Child Undernutrition in India

Child Undernutrition in India


Child undernutrition remains a persistent challenge in India, with determinants ranging from food intake to socio-economic factors. The commonly used measures include height-for-age (stunting) and weight-for-height (wasting), tracked through World Health Organization (WHO) Growth Standards. However, debates have emerged regarding the applicability of these standards in India, touching upon issues like sample representation and genetic growth potential. This analysis on the article- “Growth charts — WHO standards versus India crafted”, delves into these concerns, emphasizing the need for precision in understanding child growth for effective policy implementation.


GS-02 (Health)

Mains question:

  • Critically evaluate the debates surrounding the use of WHO Growth Standards in India and discuss the challenges posed by sample representation, genetic growth potential, and concerns of overfeeding. (250 words)

Dimensions of the Article:

  • Debates on WHO Growth Standards in India
  • Addressing Gaps and Concerns
  • ICMR’s Recommendations and Future Perspectives

Debates on WHO Growth Standards in India

  • Basis of WHO Standards: The WHO Growth Standards, derived from the Multicentre Growth Reference Study (MGRS), were established between 1997 and 2003 across six countries, including India. While considered globally accepted, concerns have been raised about the representativeness of the Indian sample. The MGRS sample, drawn from privileged households in South Delhi, may not align with the socio-economic diversity prevalent in large-scale surveys like the National Family Health Survey (NFHS)-5.
  • Sampling Challenges: Comparisons suggesting overestimation of undernutrition by WHO standards are criticized for not accounting for the MGRS’s prescriptive approach and unique sampling conditions. Large-scale surveys struggle to replicate the MGRS’s stringent criteria for a favorable growth environment, making valid comparisons challenging. Socio-economic disparities and underrepresentation of the affluent further complicate sample alignment.
  • Genetic Growth and Maternal Influence: Genetic growth potential and maternal height play crucial roles in child growth. While maternal height is a non-modifiable factor, it also reflects intergenerational transmission of poverty. The standards’ plasticity and appropriateness for India’s diverse genetic pool and maternal heights are debated. However, the varying stunting prevalence among Indian states indicates regional differences that go beyond genetic factors.
  • Concerns of Overfeeding: An unintended consequence of high standards is the potential misdiagnosis leading to overfeeding and increased rates of overweight and obesity. This concern aligns with the rising burden of non-communicable diseases in India. However, the pressing issue of dietary gaps in children, along with suboptimal coverage of nutritional schemes, diminishes fears of overfeeding.

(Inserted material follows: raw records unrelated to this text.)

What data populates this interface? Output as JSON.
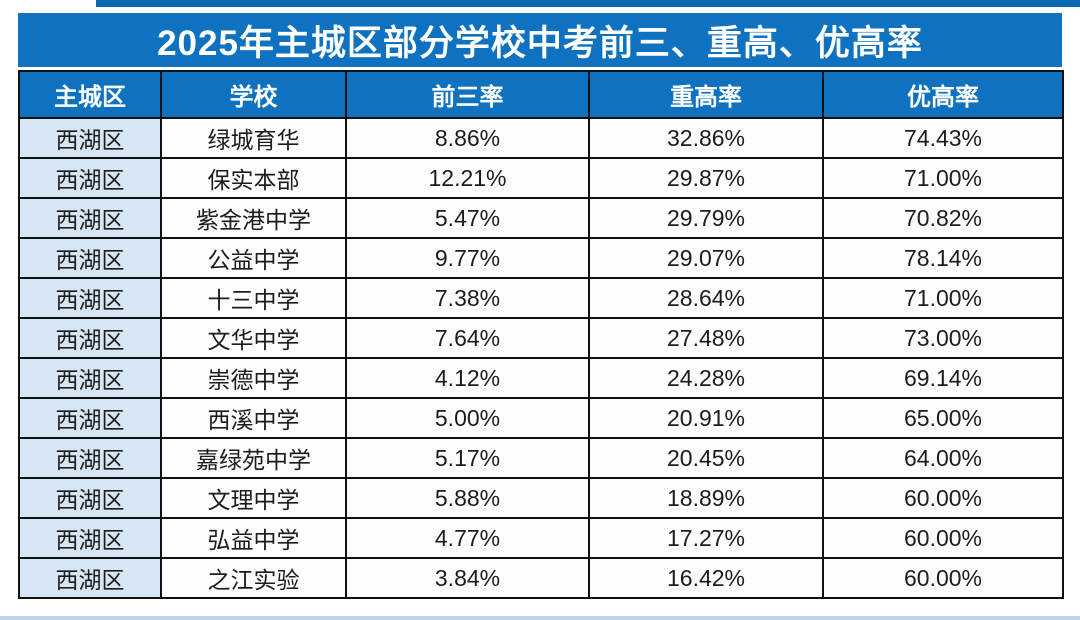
{
  "title": "2025年主城区部分学校中考前三、重高、优高率",
  "colors": {
    "header_blue": "#0e72c0",
    "region_cell_blue": "#d7e6f5",
    "border_black": "#101010",
    "title_text": "#ffffff"
  },
  "chart_data": {
    "type": "table",
    "title": "2025年主城区部分学校中考前三、重高、优高率",
    "columns": [
      "主城区",
      "学校",
      "前三率",
      "重高率",
      "优高率"
    ],
    "rows": [
      [
        "西湖区",
        "绿城育华",
        "8.86%",
        "32.86%",
        "74.43%"
      ],
      [
        "西湖区",
        "保实本部",
        "12.21%",
        "29.87%",
        "71.00%"
      ],
      [
        "西湖区",
        "紫金港中学",
        "5.47%",
        "29.79%",
        "70.82%"
      ],
      [
        "西湖区",
        "公益中学",
        "9.77%",
        "29.07%",
        "78.14%"
      ],
      [
        "西湖区",
        "十三中学",
        "7.38%",
        "28.64%",
        "71.00%"
      ],
      [
        "西湖区",
        "文华中学",
        "7.64%",
        "27.48%",
        "73.00%"
      ],
      [
        "西湖区",
        "崇德中学",
        "4.12%",
        "24.28%",
        "69.14%"
      ],
      [
        "西湖区",
        "西溪中学",
        "5.00%",
        "20.91%",
        "65.00%"
      ],
      [
        "西湖区",
        "嘉绿苑中学",
        "5.17%",
        "20.45%",
        "64.00%"
      ],
      [
        "西湖区",
        "文理中学",
        "5.88%",
        "18.89%",
        "60.00%"
      ],
      [
        "西湖区",
        "弘益中学",
        "4.77%",
        "17.27%",
        "60.00%"
      ],
      [
        "西湖区",
        "之江实验",
        "3.84%",
        "16.42%",
        "60.00%"
      ]
    ]
  }
}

Addressing Gaps and Concerns

  • Dietary Improvements and Policy Implementation: Focusing on dietary quality, nutritional schemes must enhance meal content, incorporating diverse nutrients to prevent overreliance on cereals. Urgent actions include incorporating eggs into children’s meals and including pulses in the Public Distribution System. Holistic interventions addressing sanitation, healthcare access, and childcare services are crucial for comprehensive nutritional outcomes.
  • Distal Determinants of Stunting: Recognizing that stunting reflects broader issues like livelihoods, poverty, education access, and women’s empowerment underscores the need for comprehensive development strategies. Equitable resource distribution and interventions in these areas are pivotal for sustained progress, emphasizing the significance of anthropometric indicators.
  • Importance of Summary Indicators: Despite individual variations, summary indicators like stunting offer valuable insights into population trends. Trained health professionals can exercise judgment in interpreting growth charts for individual care. The standards primarily serve to comprehend population trends, enabling international and intra-country comparisons. Any deviation from global standards risks losing these comparative advantages.

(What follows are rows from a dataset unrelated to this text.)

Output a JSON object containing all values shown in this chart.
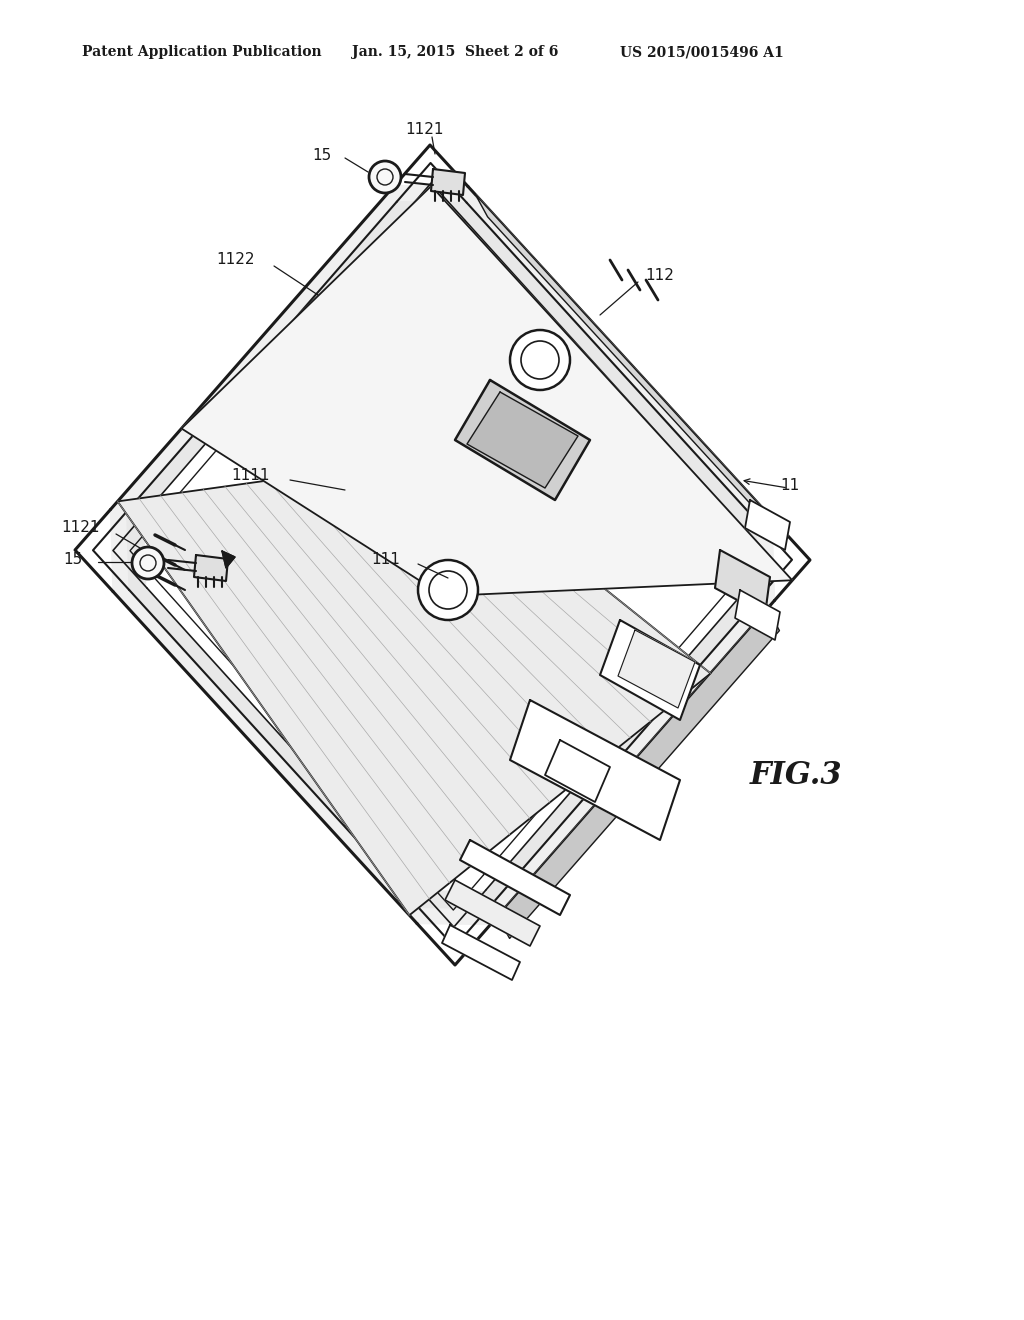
{
  "background_color": "#ffffff",
  "header_left": "Patent Application Publication",
  "header_center": "Jan. 15, 2015  Sheet 2 of 6",
  "header_right": "US 2015/0015496 A1",
  "fig_label": "FIG.3",
  "line_color": "#1a1a1a",
  "label_color": "#1a1a1a",
  "header_fontsize": 10,
  "fig_fontsize": 22,
  "label_fontsize": 11
}
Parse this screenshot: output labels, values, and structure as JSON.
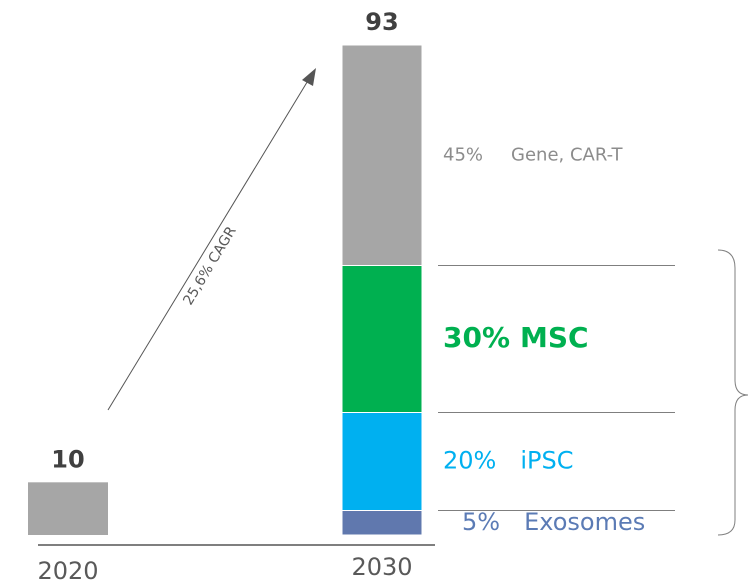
{
  "chart_data": {
    "type": "share-bar",
    "categories": [
      "2020",
      "2030"
    ],
    "values": [
      10,
      93
    ],
    "color": "#a6a6a6",
    "annotation": "25,6% CAGR",
    "segment_names": [
      "Exosomes",
      "iPSC",
      "MSC",
      "Gene, CAR-T"
    ],
    "shares": [
      5,
      20,
      30,
      45
    ],
    "share_labels": [
      "5%",
      "20%",
      "30%",
      "45%"
    ],
    "segment_colors": [
      "#6078ae",
      "#00b0f0",
      "#00b050",
      "#a6a6a6"
    ],
    "label_colors": [
      "#5b7bb5",
      "#00b0f0",
      "#00b050",
      "#8c8c8c"
    ],
    "highlight": "MSC"
  }
}
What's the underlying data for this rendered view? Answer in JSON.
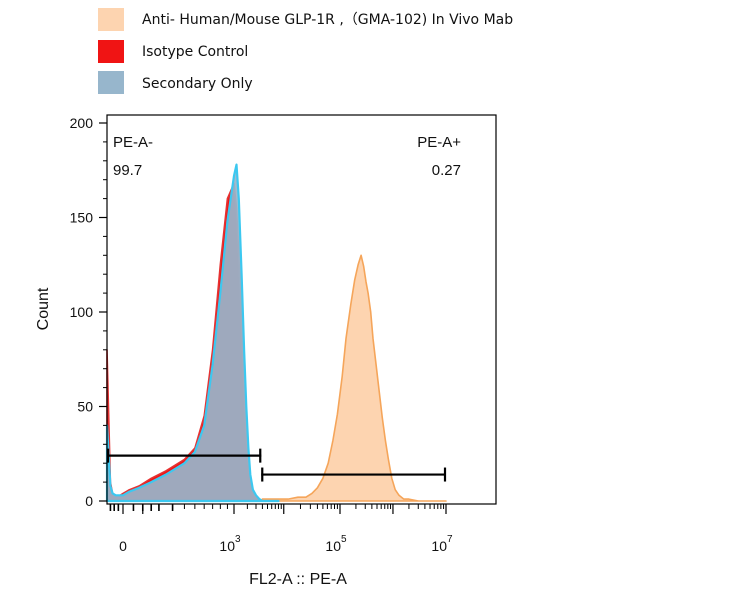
{
  "chart_data": {
    "type": "area",
    "xlabel": "FL2-A :: PE-A",
    "ylabel": "Count",
    "ylim": [
      0,
      200
    ],
    "y_ticks": [
      0,
      50,
      100,
      150,
      200
    ],
    "x_scale": "biexponential",
    "x_ticks": [
      {
        "value": 0,
        "base": "0",
        "exp": ""
      },
      {
        "value": 1000,
        "base": "10",
        "exp": "3"
      },
      {
        "value": 100000,
        "base": "10",
        "exp": "5"
      },
      {
        "value": 10000000,
        "base": "10",
        "exp": "7"
      }
    ],
    "legend": {
      "position": "top-left",
      "entries": [
        {
          "label": "Anti- Human/Mouse GLP-1R ,（GMA-102) In Vivo Mab",
          "color": "#fdd4b0"
        },
        {
          "label": "Isotype Control",
          "color": "#f01414"
        },
        {
          "label": "Secondary Only",
          "color": "#97b6cc"
        }
      ]
    },
    "gates": [
      {
        "name": "PE-A-",
        "value": "99.7",
        "x_range": [
          -200,
          3800
        ],
        "y": 24
      },
      {
        "name": "PE-A+",
        "value": "0.27",
        "x_range": [
          3800,
          10000000
        ],
        "y": 14
      }
    ],
    "series": [
      {
        "name": "Anti- Human/Mouse GLP-1R ,（GMA-102) In Vivo Mab",
        "fill": "#fdd4b0",
        "stroke": "#f5a55a",
        "x": [
          4000,
          8000,
          12000,
          18000,
          25000,
          32000,
          40000,
          50000,
          62000,
          75000,
          90000,
          110000,
          130000,
          160000,
          190000,
          220000,
          250000,
          280000,
          310000,
          340000,
          380000,
          420000,
          480000,
          550000,
          630000,
          720000,
          820000,
          950000,
          1100000,
          1300000,
          1600000,
          2000000,
          3000000,
          10000000
        ],
        "y": [
          1,
          1,
          1,
          2,
          2,
          4,
          7,
          12,
          20,
          32,
          46,
          66,
          86,
          104,
          117,
          125,
          130,
          124,
          116,
          110,
          100,
          86,
          72,
          58,
          44,
          32,
          22,
          12,
          6,
          3,
          1,
          1,
          0,
          0
        ]
      },
      {
        "name": "Isotype Control",
        "fill": "#f01414",
        "stroke": "#e63232",
        "x": [
          -200,
          -150,
          -120,
          -80,
          -30,
          0,
          30,
          80,
          150,
          250,
          400,
          500,
          600,
          700,
          800,
          900,
          1000,
          1150,
          1300,
          1500,
          1700,
          1900,
          2100,
          2300,
          2600,
          3000,
          3500,
          4000,
          5000,
          8000
        ],
        "y": [
          80,
          10,
          4,
          3,
          3,
          4,
          6,
          8,
          12,
          16,
          22,
          28,
          45,
          80,
          125,
          160,
          168,
          155,
          130,
          95,
          60,
          35,
          20,
          12,
          6,
          3,
          1,
          0,
          0,
          0
        ]
      },
      {
        "name": "Secondary Only",
        "fill": "#97b6cc",
        "stroke": "#3cc8f0",
        "x": [
          -200,
          -150,
          -120,
          -80,
          -30,
          0,
          30,
          80,
          150,
          250,
          400,
          500,
          600,
          700,
          800,
          900,
          1000,
          1150,
          1300,
          1500,
          1700,
          1900,
          2100,
          2300,
          2600,
          3000,
          3500,
          4000,
          5000,
          8000
        ],
        "y": [
          40,
          8,
          4,
          3,
          3,
          3,
          5,
          7,
          10,
          14,
          20,
          26,
          40,
          72,
          110,
          148,
          172,
          178,
          160,
          120,
          80,
          50,
          28,
          14,
          6,
          3,
          1,
          0,
          0,
          0
        ]
      }
    ]
  }
}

ICMR’s Recommendations and Future Perspectives

  • Committee on Growth References: The Indian Council of Medical Research (ICMR) has formed a committee to revisit growth references for India. Recommendations include conducting a thorough study nationwide to create national growth charts if deemed necessary. While embracing precision is commendable, maintaining adherence to WHO-MGRS standards for international comparability is emphasized.
  • Balancing Aspirations and Achievability: Striving for high but achievable standards aligns with the WHO-MGRS framework, balancing aspirations with practicality. The ICMR’s pursuit of more precise data acknowledges the significance of comparability but must ensure that revised standards align with global benchmarks.